I said in my previous post that I would talk more in-depth about my option choices this semester and the first of these is Fractals and Chaos. If you haven’t come across the word before, as I hadn’t before I started the module, fractals are essentially an infinitely repeating pattern. They are visible throughout nature from the appearance of a romanesco broccoli to the structure of snowflakes, ferns and crystals. The main feature that makes something a fractal is self-similarity: if you zoom in on one part of a fractal, the same structure is visible, just smaller and smaller.
In the course we looked at the mathematics involved in producing fractals. Iteration is used to create fractals, which is the process of repeatedly reevaluating a function over and over with slight differences each time. Julia sets are an example of a fractal which usually involves the iteration of a complex polynomial. The module was made up of a mixture of lectures and workshops. In the lectures we learnt the theory and in the workshops we put the theory into practice using R and C programming to create fractals.
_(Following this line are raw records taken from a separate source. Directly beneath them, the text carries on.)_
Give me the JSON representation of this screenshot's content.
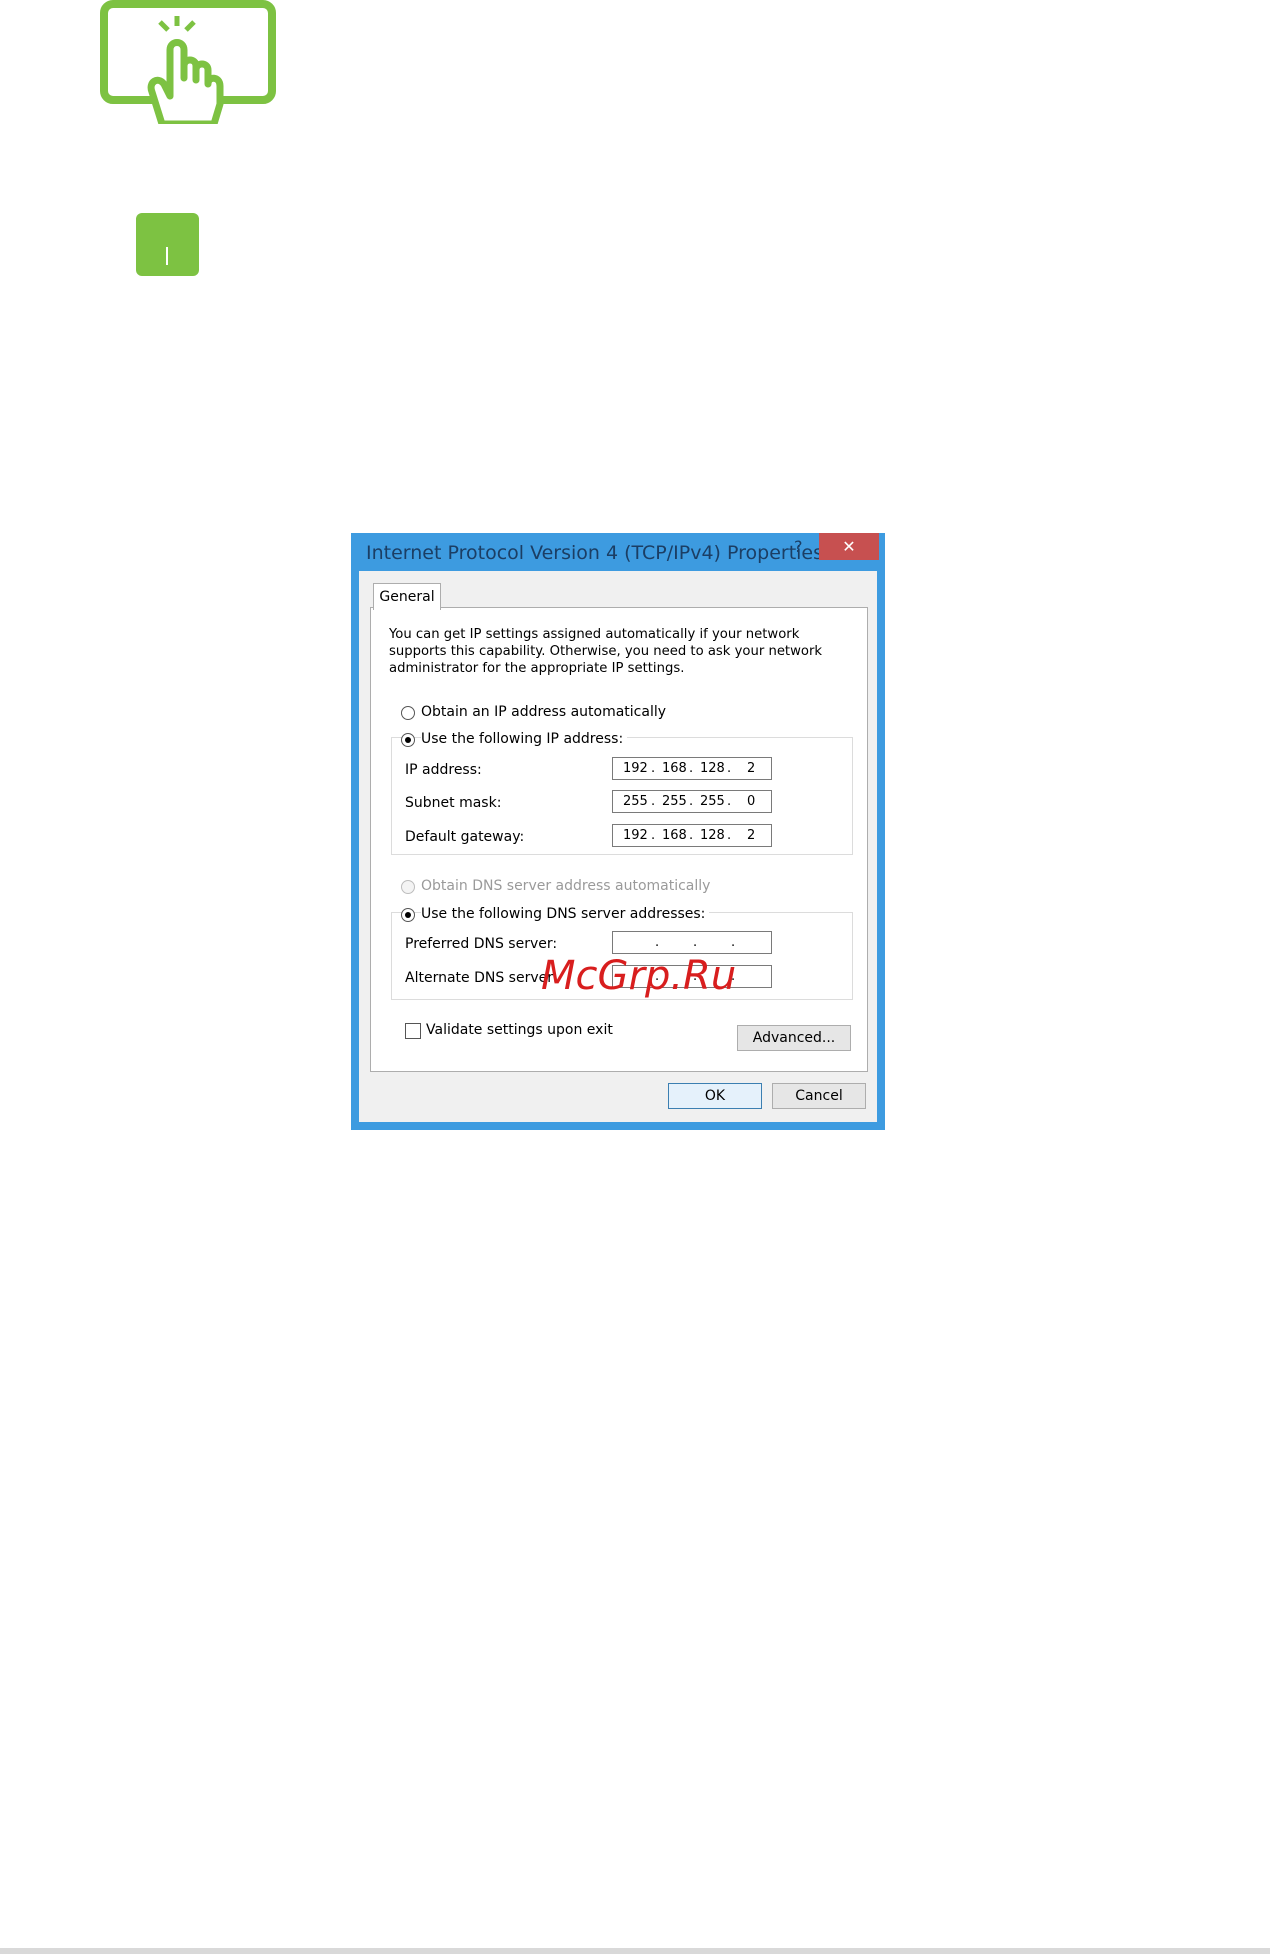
{
  "dialog": {
    "title": "Internet Protocol Version 4 (TCP/IPv4) Properties",
    "help": "?",
    "close": "✕",
    "tab_general": "General",
    "description": "You can get IP settings assigned automatically if your network supports this capability. Otherwise, you need to ask your network administrator for the appropriate IP settings.",
    "ip_auto_label": "Obtain an IP address automatically",
    "ip_manual_label": "Use the following IP address:",
    "ip_address_label": "IP address:",
    "subnet_mask_label": "Subnet mask:",
    "default_gateway_label": "Default gateway:",
    "ip_address": [
      "192",
      "168",
      "128",
      "2"
    ],
    "subnet_mask": [
      "255",
      "255",
      "255",
      "0"
    ],
    "default_gateway": [
      "192",
      "168",
      "128",
      "2"
    ],
    "dns_auto_label": "Obtain DNS server address automatically",
    "dns_manual_label": "Use the following DNS server addresses:",
    "preferred_dns_label": "Preferred DNS server:",
    "alternate_dns_label": "Alternate DNS server:",
    "validate_label": "Validate settings upon exit",
    "advanced_button": "Advanced...",
    "ok_button": "OK",
    "cancel_button": "Cancel",
    "selected_ip_option": "manual",
    "selected_dns_option": "manual",
    "validate_checked": false
  },
  "watermark": "McGrp.Ru",
  "colors": {
    "accent_green": "#7dc242",
    "dialog_frame": "#3d9be0",
    "close_button": "#c75050",
    "watermark": "#d81e1e"
  },
  "icons": [
    "touch-screen-icon",
    "green-square-icon"
  ]
}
The chaos part of Fractals and Chaos refers to iterations which, with small differences in initial conditions lead to very different results, ending in chaos. Which is what you would expect chaos to look like.
This was definitely a module to choose for people interested in pure maths and computing or those looking to improve their R programming skills. I have a report to write on the things learnt in workshops and lectures due in January, but I’ve already taken out some books from the library and I think it might be quite interesting to write about.